Activity of immobilized catalytic compounds in the oxidation of 1-octene with molecular oxygen

Abstract

Communications [1–3] have described the results of the studies of catalytic activity of a number of rhodium, palladium, iridium, and ruthenium complex compounds in the reaction of liquid-phase oxidation of 1-octene with molecular oxygen. In this communication we present the data on the catalytic properties of some of these metal complexes in an immobilized form. The principle of immobilization of metal complexes is based on the known ability of the transition metals (M) cyanides to act as metal-containing ligands coordinating to other transition metals (M') through the nitrogen atom of the cyanide groups to form M–CN– M' bridges [4–9]. The catalysts studied in this work were prepared by fixing a metal on the surface of the carrier (alumina), on which Ni(II) cyanide was preliminary applied.
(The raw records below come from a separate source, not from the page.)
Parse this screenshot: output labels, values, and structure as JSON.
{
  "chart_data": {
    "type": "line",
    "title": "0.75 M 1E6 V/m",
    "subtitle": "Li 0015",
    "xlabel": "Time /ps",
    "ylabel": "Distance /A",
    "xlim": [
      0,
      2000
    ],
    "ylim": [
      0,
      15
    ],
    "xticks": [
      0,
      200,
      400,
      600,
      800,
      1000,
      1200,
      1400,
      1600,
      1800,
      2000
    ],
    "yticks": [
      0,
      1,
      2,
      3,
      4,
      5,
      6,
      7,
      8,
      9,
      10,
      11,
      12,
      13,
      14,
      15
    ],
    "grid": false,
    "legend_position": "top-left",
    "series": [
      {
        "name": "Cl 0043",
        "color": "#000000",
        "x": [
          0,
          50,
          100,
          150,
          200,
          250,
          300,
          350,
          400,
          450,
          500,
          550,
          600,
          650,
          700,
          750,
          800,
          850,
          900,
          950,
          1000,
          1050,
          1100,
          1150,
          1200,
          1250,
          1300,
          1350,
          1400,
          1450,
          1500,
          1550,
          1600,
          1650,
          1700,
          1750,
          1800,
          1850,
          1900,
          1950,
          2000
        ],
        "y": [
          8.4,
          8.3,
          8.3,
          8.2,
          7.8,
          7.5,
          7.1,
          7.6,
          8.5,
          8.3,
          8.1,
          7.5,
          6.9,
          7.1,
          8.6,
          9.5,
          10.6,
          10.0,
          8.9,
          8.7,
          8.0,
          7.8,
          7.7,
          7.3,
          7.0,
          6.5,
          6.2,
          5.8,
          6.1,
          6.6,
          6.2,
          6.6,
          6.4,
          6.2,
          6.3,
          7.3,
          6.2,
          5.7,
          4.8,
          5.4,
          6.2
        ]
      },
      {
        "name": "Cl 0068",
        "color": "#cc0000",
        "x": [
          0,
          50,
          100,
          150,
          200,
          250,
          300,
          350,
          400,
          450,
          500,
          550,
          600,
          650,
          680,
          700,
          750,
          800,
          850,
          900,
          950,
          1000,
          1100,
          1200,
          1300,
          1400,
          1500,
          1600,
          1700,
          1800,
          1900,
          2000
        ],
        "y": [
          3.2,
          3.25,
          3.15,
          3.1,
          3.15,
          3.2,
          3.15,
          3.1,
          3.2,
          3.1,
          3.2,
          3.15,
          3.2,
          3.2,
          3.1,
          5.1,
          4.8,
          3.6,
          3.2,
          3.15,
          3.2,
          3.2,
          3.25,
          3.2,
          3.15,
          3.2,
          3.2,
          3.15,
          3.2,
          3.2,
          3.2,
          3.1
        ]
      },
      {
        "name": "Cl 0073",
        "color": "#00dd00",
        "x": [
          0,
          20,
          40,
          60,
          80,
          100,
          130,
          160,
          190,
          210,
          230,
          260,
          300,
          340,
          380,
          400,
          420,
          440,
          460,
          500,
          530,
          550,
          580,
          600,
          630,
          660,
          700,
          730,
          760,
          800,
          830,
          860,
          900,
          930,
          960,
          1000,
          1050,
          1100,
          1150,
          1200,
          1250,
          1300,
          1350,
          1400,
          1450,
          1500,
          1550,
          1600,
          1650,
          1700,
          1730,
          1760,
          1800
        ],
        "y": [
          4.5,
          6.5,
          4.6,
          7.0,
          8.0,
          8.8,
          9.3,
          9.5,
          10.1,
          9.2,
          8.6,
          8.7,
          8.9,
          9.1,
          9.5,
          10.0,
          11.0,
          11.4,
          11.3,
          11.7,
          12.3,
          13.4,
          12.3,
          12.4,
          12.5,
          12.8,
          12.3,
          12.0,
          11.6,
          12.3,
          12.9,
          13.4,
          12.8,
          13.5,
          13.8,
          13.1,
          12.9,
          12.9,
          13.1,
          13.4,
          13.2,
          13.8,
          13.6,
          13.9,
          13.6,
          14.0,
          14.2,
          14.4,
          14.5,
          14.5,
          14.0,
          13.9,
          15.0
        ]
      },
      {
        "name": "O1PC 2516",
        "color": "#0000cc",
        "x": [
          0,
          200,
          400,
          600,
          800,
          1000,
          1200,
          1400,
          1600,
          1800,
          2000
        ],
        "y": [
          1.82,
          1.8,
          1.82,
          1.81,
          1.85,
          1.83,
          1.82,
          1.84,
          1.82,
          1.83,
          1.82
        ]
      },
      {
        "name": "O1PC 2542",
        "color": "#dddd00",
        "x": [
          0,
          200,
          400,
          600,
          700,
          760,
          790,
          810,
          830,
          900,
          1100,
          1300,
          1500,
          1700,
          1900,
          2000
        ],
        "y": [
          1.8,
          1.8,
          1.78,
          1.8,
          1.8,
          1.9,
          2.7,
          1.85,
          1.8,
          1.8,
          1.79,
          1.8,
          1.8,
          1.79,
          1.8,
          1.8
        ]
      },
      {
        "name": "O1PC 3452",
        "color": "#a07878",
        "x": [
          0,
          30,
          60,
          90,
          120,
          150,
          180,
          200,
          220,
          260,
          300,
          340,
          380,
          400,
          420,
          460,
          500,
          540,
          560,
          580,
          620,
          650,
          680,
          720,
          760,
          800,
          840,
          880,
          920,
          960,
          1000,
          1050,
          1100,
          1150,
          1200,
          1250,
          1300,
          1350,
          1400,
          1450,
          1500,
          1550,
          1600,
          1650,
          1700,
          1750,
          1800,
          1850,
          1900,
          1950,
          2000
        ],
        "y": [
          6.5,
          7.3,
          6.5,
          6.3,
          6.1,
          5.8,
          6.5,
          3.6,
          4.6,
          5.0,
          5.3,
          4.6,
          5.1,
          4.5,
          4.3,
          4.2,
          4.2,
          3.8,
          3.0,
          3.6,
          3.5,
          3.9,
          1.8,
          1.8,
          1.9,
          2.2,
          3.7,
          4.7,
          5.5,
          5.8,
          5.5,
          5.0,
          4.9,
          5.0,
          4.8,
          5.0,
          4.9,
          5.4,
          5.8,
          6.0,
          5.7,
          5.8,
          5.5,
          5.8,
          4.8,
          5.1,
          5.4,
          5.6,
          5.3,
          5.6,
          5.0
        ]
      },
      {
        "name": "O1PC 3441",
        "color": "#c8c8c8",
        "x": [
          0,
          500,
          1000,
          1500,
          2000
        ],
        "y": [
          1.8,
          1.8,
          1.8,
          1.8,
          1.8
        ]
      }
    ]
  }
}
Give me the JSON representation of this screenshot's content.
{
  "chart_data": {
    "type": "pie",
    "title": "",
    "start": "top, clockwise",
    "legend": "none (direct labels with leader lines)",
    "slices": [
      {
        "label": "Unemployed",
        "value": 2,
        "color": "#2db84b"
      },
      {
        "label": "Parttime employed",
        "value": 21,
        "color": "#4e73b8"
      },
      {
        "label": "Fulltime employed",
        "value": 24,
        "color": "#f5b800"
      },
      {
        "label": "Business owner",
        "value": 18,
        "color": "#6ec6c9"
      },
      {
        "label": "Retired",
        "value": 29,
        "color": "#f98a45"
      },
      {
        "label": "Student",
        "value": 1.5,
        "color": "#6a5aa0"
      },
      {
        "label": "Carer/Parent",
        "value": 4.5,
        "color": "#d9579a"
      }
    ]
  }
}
Thus, the data presented here characterize the catalytic activity of immobilized bimetallic compositions Ni–CN–M'Ln, where Ln is a set of the ligands forming the coordination sphere of the transition metal M'. As a quantitative characteristic of the catalytic activity of the compositions we used, as in [1, 2], the initial rate of oxidation of 1-octene (W0) determined from the curve of the rate of oxygen consumption extrapolated to zero time.